Con queste riflessioni si chiude il lungo l’articolo di Vittorio G.Rossi su un mondo che sarebbe di lì a poco scomparso: ben presto Sergio Maestrale, il maestrino di Razzoli, avrebbe abbandonato sull’isola le sue scarpe vecchie e intrapreso un nuovo cammino con le scarpe nuove, e il sogno di Albertina, la luce elettrica, avrebbe segnato la fine della maggior parte dei fanalisti.
A conclusione dell’anno scolastico c’erano gli esami: “13 maggio – annota il maestro – Oggi abbiamo fatto gli esami, il tempo era ottimo e tutti gli alunni delle isole hanno preso l’avvenimento come una passeggiata poichè gli esami si sono fatti al faro di Razzoli ed essi vi sono giunti con una barca della Marina che li aveva raccolti nelle diverse isole”.
Anche la commissione era giunta in barca e nel diario è conservata una foto fatta nel momento in cui sta per sbarcare: si riconoscono il direttore Fabio, il maestro Mario d’Oriano e, ai remi “minchia nera”, un fanalista di cui molti maddalenini forse ignorano il cognome, ma di cui tutti ricordano il soprannome.

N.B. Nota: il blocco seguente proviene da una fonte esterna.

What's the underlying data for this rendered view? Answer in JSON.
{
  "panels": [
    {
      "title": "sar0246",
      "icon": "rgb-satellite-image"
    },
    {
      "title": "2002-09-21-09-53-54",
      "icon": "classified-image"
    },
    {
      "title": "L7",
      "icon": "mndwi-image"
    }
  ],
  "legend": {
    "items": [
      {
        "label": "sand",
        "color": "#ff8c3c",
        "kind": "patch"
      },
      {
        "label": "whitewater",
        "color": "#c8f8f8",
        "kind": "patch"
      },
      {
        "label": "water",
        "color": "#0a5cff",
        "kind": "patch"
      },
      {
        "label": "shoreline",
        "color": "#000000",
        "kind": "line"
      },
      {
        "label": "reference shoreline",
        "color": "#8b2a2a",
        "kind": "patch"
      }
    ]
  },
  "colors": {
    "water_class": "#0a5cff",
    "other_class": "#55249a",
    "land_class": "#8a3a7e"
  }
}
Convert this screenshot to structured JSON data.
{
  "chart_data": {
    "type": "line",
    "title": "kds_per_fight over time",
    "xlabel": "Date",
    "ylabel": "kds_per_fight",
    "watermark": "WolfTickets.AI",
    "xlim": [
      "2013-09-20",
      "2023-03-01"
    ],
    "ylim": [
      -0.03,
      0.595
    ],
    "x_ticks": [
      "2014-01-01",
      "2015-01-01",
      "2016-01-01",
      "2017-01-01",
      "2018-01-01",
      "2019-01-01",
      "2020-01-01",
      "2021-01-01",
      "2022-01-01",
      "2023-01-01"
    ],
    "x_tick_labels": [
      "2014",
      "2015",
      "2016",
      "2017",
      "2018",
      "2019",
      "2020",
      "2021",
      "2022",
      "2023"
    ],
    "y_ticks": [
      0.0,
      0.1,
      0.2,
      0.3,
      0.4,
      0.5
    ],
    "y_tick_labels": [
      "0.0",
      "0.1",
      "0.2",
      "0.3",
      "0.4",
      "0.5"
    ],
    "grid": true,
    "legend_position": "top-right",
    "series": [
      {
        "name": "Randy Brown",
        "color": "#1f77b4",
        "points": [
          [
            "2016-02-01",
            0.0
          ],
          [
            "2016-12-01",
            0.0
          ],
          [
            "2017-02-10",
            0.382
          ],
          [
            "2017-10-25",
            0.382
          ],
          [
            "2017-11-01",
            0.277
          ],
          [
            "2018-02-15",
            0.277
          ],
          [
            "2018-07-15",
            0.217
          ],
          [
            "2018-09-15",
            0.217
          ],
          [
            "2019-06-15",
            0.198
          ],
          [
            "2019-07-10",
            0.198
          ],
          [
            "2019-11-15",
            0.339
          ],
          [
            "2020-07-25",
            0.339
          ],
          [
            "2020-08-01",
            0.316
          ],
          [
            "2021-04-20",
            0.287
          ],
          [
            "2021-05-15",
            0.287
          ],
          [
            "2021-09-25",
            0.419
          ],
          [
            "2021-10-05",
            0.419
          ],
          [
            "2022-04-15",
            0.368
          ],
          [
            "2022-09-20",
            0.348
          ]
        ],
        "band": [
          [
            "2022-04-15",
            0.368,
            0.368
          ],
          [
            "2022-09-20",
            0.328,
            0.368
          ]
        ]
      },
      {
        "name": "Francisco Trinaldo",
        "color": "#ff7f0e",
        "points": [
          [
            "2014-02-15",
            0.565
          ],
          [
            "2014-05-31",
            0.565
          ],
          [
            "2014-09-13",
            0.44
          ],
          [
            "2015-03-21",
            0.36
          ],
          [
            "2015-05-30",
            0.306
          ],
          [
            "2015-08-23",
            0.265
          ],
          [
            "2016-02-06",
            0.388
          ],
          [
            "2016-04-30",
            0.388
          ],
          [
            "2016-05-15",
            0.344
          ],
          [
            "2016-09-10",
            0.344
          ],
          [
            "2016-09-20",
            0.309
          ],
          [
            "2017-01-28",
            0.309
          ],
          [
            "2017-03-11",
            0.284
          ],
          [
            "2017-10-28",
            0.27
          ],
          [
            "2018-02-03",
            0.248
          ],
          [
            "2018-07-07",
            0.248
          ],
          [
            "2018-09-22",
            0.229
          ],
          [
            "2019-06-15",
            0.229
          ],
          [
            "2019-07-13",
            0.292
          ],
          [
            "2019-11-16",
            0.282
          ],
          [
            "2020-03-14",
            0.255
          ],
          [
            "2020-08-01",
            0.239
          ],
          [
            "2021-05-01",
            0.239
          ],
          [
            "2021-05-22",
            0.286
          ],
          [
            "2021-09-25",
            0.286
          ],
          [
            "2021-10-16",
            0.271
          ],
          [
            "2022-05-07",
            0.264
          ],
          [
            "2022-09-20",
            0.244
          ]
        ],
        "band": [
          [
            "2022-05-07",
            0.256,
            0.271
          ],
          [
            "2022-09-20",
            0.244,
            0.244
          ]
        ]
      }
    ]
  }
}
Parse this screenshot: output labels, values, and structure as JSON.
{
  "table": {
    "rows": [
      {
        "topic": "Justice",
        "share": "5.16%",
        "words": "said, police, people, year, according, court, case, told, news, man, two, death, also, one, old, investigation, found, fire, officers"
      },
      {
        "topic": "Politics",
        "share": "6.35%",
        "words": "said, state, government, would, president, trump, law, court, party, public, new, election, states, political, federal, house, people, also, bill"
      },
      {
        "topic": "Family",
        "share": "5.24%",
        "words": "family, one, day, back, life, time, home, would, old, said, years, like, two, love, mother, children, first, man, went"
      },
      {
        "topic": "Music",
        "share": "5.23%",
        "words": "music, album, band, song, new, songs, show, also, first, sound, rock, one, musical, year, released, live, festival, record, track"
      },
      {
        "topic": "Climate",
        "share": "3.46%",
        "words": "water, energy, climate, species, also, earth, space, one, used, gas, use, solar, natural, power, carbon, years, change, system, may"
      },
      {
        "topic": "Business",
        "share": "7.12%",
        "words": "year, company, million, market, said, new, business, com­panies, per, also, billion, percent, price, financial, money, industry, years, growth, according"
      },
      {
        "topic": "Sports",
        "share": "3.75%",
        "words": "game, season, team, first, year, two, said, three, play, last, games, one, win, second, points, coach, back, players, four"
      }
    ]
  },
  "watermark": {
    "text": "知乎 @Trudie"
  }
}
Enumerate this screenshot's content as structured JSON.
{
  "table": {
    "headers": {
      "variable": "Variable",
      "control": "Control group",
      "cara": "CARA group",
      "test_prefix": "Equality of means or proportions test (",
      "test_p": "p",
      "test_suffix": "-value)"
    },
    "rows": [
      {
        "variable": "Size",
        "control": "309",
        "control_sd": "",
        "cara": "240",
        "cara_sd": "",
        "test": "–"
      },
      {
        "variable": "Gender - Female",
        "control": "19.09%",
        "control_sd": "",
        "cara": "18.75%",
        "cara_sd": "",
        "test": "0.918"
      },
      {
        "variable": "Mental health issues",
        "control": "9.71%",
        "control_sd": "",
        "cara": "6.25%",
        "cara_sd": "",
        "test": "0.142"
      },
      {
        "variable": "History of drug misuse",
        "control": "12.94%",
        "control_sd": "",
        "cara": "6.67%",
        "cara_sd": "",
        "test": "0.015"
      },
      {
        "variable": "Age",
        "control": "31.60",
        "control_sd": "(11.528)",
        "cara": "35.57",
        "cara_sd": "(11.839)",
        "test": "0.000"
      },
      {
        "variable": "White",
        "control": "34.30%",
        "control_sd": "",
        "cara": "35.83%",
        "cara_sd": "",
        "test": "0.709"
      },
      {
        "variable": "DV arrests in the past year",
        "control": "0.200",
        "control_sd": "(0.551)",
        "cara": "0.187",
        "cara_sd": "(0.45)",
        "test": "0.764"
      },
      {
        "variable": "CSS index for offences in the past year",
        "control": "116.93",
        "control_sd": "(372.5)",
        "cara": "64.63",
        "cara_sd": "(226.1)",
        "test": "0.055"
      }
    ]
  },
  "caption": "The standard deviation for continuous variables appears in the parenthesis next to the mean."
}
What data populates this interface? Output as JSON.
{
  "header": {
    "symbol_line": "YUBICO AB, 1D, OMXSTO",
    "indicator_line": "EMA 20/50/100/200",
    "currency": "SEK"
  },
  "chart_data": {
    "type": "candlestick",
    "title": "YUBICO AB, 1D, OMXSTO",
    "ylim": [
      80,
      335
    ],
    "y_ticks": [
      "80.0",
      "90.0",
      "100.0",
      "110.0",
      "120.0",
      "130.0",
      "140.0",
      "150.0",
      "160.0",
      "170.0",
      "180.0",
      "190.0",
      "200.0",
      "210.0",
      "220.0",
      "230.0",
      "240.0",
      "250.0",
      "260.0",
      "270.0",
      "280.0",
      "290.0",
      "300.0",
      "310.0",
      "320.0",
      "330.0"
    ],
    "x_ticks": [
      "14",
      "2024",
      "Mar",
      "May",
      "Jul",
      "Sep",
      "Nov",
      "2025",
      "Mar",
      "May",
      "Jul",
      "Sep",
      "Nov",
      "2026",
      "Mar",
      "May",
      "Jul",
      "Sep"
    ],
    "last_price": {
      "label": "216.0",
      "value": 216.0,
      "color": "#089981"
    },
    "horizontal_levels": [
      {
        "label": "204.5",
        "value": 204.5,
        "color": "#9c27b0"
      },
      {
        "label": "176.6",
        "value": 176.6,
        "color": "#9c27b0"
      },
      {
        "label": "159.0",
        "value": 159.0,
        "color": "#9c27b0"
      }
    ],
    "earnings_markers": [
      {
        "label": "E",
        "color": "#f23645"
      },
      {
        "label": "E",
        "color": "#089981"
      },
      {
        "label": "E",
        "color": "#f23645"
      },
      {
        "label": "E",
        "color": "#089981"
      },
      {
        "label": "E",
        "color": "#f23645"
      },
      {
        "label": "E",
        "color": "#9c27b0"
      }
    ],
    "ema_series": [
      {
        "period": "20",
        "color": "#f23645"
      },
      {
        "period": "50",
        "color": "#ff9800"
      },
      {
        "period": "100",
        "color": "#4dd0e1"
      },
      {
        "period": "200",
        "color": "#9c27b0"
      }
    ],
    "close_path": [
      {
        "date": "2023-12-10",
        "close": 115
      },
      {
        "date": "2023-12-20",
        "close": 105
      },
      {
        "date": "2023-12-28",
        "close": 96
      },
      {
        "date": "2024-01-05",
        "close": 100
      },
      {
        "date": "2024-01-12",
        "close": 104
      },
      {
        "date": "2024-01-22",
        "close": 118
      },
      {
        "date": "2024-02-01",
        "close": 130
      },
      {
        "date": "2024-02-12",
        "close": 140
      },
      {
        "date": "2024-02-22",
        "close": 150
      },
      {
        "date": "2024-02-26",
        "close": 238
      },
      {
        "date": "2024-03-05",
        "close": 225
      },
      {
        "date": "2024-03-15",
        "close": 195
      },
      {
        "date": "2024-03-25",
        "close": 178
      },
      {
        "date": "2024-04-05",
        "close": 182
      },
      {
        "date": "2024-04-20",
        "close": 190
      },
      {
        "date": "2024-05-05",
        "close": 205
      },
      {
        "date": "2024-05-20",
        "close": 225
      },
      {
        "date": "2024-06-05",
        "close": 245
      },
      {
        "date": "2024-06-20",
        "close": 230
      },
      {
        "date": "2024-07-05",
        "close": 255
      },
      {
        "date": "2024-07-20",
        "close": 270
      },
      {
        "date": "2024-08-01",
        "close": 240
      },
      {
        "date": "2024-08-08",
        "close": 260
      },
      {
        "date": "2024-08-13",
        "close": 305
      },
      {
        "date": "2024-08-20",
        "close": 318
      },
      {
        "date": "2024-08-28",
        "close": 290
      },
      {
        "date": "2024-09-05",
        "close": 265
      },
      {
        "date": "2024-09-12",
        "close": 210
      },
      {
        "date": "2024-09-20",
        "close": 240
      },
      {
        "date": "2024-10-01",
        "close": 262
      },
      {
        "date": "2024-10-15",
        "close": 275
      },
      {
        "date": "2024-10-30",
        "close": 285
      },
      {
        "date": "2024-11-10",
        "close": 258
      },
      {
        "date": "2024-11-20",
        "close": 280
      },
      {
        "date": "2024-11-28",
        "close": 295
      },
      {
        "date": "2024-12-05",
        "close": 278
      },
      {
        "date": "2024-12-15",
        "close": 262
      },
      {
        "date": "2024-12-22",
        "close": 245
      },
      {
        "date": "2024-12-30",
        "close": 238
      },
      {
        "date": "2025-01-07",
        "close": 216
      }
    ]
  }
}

Si concludeva così l’anno scolastico: “20 maggio – Oggi ho consegnato il registro scolastico e con quest’atto ho chiuso la mia attività di insegnante nelle isole”. Lo stesso maestro, qualche settimana prima aveva annotato sul diario, “23 aprile – Sono arrivato a casa bagnato anche se avevo l’impermeabile perché il mare era mosso e inoltre pioveva a dirotto, speriamo che questa sia l’ultima bagnata perché quest’anno, per via di tutte le bagnate che mi sono preso, sto passando da un raffreddore all’altro”.
Un altro maestro, uno degli “eroi” di quell’avamposto dell’istruzione, qualche tempo dopo, a conclusione dell’anno scolastico annoterà: “…come vorrei ancora bagnarmi pur di rivedere i miei bambini delle isole”.